Die Klägerin beantragt,

unter Abänderung des Urteils des Landgerichts Köln vom 27.10.2005 - 2 O 711/04 - die Beklagte zu verurteilen, an die Klägerin 1.644.137,80 CHF (Schweizer Franken) nebst Zinsen in Höhe von 5 Prozentpunkten über dem Basiszinssatz seit dem 28.12.2002 zu zahlen.

Die Beklagte beantragt,

die Berufung zurückzuweisen.

Sie vertritt die Auffassung, der Courtageanspruch stehe unter der auflösenden Bedingung des Wegfalles des Prämienanspruches, und zwar unabhängig davon, ob die Prämienzahlungspflicht aus rechtlichen oder tatsächlichen Gründen in Wegfall gerate. Die auflösende Bedingung sei aufgrund des Vergleichsschlusses bzw. der vorausgegangenen Kündigung des Versicherungsvertrages zum 11.11.2001 eingetreten. Der Schicksalsteilungsgrundsatz sei auch anwendbar, wenn die auflösende Bedingung nach Ablauf des Versicherungszeitraumes eintrete. Ob eine Rückabwicklung des Vertrages möglich sei, spiele dabei keine Rolle. Da sich die Parteien in dem Vergleich auf eine Prämienrückzahlung verständigt hätten, teile der Courtageanspruch dieses Schicksal. Auf die - zudem aufgrund Gefahrerhöhung gegebene - Wirksamkeit der Kündigung komme es nicht an. Die Beklagte habe sich unter Berücksichtigung der Gesamtumstände der Klägerin gegenüber auch nicht treuwidrig verhalten, weil dem Vergleichsschluss wirtschaftlich vernünftige Erwägungen zugrunde gelegen hätten. Der Vergleich sei unter Abwägung aller beteiligten Interessen und Risiken mit dem Zweck geschlossen worden, die eingetretene Rechtsunsicherheit zu beseitigen. Dabei sei es nicht darum gegangen, der Klägerin den Courtageanspruch abzuschneiden, dies sei lediglich eine unbeabsichtigte Nebenfolge gewesen. Es habe zudem keine besondere Rücksichtnahmepflicht der Beklagten gegenüber der Klägerin bestanden, denn die Klägerin habe als Maklerin grundsätzlich im Lager der G gestanden. Damit sei es Sache der G gewesen, den Courtageanspruch der Klägerin bei Abschluss des Vergleiches zu berücksichtigen und für dessen Erhalt zu sorgen.

Wegen der weiteren Einzelheiten des Sach- und Streitstandes wird auf den vorgetragenen Inhalt der zwischen den Parteien gewechselten Schriftsätze nebst Anlagen verwiesen.
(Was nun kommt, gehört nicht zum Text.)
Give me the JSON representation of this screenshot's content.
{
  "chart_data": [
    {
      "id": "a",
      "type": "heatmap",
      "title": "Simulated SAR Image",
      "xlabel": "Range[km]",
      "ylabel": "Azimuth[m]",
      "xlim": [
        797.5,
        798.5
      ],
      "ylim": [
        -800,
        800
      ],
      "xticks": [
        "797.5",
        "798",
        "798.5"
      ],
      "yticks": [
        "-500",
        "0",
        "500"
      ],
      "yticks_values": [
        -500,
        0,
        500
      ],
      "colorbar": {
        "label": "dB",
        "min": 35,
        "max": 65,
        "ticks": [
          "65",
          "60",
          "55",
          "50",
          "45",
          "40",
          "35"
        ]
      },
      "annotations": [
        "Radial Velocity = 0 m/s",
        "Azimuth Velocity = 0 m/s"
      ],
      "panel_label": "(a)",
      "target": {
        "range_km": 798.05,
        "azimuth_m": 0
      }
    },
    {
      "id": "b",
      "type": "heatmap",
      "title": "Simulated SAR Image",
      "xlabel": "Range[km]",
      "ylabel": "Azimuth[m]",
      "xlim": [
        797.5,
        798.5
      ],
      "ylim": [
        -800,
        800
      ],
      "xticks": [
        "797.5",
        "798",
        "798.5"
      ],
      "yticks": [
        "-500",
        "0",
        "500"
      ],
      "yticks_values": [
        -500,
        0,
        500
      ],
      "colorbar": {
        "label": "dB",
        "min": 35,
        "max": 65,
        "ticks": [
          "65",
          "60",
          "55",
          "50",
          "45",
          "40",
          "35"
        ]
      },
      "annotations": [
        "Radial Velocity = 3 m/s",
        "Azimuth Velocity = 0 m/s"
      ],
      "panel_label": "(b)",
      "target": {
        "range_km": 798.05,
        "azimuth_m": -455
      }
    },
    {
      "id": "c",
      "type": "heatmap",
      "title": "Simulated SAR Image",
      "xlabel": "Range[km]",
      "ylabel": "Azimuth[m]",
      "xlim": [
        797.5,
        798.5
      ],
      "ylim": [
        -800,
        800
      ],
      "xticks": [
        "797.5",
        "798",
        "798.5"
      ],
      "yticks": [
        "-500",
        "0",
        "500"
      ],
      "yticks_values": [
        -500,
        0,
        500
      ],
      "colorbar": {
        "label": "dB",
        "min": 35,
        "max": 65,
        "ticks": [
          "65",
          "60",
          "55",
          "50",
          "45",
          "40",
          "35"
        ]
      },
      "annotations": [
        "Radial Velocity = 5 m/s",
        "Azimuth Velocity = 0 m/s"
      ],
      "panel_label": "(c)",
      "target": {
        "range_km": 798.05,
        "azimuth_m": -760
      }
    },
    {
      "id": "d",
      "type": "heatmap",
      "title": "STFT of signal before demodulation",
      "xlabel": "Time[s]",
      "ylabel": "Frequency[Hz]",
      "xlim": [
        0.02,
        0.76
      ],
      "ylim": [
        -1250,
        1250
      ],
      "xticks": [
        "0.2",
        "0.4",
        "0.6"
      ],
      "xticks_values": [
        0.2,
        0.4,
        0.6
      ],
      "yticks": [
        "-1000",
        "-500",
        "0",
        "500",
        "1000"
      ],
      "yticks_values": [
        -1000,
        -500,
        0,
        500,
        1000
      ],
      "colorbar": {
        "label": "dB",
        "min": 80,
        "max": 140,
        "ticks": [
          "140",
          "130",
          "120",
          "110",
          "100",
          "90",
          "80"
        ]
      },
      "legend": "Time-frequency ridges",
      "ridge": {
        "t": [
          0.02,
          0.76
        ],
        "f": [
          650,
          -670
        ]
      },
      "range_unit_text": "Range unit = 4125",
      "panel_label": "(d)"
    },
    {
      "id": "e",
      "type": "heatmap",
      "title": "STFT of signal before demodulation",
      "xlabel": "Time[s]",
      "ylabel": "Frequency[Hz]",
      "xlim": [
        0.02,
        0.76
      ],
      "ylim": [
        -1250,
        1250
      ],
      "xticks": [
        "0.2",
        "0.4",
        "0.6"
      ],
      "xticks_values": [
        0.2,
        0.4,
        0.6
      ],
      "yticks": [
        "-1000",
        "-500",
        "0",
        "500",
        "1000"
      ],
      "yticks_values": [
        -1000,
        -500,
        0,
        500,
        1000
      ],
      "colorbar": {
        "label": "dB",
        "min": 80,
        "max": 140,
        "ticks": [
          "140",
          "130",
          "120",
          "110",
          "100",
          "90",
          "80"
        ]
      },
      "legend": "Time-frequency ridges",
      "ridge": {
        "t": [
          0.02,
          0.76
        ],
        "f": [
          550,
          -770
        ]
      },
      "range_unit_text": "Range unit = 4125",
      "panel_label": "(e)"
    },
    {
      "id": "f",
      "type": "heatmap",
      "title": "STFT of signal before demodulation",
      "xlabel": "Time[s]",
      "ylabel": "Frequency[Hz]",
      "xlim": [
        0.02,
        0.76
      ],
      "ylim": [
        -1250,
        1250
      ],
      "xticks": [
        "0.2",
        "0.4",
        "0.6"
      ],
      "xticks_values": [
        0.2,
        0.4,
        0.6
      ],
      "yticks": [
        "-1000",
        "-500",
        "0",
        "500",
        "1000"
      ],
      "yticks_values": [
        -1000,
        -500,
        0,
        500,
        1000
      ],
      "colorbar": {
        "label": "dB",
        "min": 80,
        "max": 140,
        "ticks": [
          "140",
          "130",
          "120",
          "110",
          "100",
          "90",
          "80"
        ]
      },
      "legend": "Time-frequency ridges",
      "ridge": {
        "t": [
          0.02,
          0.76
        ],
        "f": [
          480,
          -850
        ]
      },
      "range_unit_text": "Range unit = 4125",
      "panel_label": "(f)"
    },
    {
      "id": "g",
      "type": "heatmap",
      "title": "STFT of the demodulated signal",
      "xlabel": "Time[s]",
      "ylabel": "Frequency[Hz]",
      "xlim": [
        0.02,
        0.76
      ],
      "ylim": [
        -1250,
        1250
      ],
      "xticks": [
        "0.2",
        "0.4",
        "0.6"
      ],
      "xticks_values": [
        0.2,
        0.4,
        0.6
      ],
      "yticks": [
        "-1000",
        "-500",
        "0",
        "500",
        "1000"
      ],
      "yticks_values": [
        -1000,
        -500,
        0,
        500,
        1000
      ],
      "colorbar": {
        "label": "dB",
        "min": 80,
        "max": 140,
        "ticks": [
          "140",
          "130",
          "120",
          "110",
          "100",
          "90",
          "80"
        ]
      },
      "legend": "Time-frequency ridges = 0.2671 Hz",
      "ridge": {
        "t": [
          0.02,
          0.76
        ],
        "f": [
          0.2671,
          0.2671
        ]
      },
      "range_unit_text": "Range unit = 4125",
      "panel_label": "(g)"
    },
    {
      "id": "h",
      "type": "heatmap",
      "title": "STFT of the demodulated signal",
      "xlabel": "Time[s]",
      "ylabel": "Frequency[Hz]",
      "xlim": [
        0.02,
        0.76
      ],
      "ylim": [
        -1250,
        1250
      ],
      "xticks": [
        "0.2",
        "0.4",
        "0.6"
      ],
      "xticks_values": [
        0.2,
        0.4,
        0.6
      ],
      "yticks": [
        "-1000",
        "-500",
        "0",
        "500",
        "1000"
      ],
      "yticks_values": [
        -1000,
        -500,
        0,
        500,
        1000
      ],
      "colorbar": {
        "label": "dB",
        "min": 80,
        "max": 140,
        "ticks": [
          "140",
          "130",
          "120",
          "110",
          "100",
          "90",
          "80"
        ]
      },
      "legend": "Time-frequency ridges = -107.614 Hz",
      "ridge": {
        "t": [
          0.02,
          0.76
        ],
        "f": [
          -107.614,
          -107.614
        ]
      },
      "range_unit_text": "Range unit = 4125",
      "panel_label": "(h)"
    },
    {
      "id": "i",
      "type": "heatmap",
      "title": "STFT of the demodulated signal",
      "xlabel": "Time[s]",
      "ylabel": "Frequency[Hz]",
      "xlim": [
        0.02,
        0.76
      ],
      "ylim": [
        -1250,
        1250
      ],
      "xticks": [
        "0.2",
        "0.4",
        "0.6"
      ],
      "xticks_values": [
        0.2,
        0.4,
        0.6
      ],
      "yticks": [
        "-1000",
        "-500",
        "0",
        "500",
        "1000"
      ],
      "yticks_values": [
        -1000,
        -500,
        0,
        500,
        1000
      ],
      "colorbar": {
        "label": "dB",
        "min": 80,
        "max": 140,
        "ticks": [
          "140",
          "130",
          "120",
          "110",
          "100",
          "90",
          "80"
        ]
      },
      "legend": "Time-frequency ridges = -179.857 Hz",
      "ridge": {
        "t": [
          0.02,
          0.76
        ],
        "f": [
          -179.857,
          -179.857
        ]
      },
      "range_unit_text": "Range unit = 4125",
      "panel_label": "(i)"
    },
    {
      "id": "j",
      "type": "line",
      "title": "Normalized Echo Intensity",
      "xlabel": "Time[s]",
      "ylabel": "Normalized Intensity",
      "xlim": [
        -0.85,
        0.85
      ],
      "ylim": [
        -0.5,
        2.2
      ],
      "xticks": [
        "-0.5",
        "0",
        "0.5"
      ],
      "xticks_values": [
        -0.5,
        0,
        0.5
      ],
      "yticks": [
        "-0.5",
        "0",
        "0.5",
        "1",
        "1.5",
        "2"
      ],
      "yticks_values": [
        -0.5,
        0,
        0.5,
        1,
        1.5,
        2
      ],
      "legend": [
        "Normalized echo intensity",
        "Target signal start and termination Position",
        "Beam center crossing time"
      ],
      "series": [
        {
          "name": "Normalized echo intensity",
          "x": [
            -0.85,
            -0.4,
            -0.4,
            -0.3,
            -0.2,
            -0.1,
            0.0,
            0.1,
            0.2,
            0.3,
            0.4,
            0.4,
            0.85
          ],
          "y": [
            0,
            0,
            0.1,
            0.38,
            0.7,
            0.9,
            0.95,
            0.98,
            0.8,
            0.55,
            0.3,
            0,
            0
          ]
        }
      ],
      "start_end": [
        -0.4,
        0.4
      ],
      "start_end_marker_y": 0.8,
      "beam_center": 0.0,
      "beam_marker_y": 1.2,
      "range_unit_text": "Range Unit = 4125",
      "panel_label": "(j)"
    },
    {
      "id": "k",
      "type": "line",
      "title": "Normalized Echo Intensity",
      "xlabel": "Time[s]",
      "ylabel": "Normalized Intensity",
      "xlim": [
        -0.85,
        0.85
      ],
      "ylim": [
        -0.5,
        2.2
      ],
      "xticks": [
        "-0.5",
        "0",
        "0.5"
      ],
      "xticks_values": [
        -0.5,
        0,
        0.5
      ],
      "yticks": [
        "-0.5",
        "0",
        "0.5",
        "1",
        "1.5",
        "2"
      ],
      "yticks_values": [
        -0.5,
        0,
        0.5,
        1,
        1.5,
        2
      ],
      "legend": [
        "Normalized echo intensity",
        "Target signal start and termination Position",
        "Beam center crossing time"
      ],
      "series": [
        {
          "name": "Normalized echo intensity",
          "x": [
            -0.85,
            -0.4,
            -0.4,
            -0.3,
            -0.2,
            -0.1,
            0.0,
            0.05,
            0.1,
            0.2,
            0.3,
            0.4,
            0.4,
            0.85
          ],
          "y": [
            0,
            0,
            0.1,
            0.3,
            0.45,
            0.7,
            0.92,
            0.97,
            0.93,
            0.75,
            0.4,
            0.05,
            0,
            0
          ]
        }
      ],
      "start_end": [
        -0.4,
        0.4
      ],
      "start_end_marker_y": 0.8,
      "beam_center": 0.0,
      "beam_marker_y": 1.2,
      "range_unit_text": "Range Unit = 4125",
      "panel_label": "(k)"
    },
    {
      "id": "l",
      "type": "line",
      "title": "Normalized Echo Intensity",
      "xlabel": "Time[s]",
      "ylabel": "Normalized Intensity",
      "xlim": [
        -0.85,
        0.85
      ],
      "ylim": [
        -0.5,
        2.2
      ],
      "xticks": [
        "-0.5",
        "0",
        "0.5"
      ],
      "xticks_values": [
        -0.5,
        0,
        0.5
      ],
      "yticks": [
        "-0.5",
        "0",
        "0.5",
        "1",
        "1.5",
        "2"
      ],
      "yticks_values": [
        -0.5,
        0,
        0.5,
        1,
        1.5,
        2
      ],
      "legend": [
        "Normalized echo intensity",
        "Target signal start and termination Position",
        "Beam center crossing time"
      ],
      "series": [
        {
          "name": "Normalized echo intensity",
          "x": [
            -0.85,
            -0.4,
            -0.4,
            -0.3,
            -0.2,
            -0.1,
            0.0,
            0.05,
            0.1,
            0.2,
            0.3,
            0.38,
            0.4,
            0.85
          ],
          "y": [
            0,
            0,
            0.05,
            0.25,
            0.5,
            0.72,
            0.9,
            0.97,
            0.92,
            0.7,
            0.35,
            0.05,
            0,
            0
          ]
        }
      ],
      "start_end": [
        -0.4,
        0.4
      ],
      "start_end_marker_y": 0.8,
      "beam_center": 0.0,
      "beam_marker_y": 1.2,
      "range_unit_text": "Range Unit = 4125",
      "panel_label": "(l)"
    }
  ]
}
Die Akten 24 O 497/04 Landgericht Köln sind Gegenstand der mündlichen Verhandlung gewesen, auf ihren Inhalt wird Bezug genommen.

II.

Die Berufung ist zulässig, sie hat auch in vollem Umfang Erfolg.

A.

Die Klägerin hat gegen die Beklagte einen Provisionsanspruch in Höhe von 1.644.137,80 CHF aus § 652 Abs. 1 BGB.

Der Courtageanspruch des Versicherungsmaklers entsteht aufschiebend bedingt mit Zahlung der Prämie, aus der er finanziert wird (§ 158 Abs. 1 BGB). Im Streit steht vorliegend der Provisionsanspruch für die 5. Rate der Ausfallversicherung (Januar 2002). Diese Rate hat die G an die Beklagte gezahlt.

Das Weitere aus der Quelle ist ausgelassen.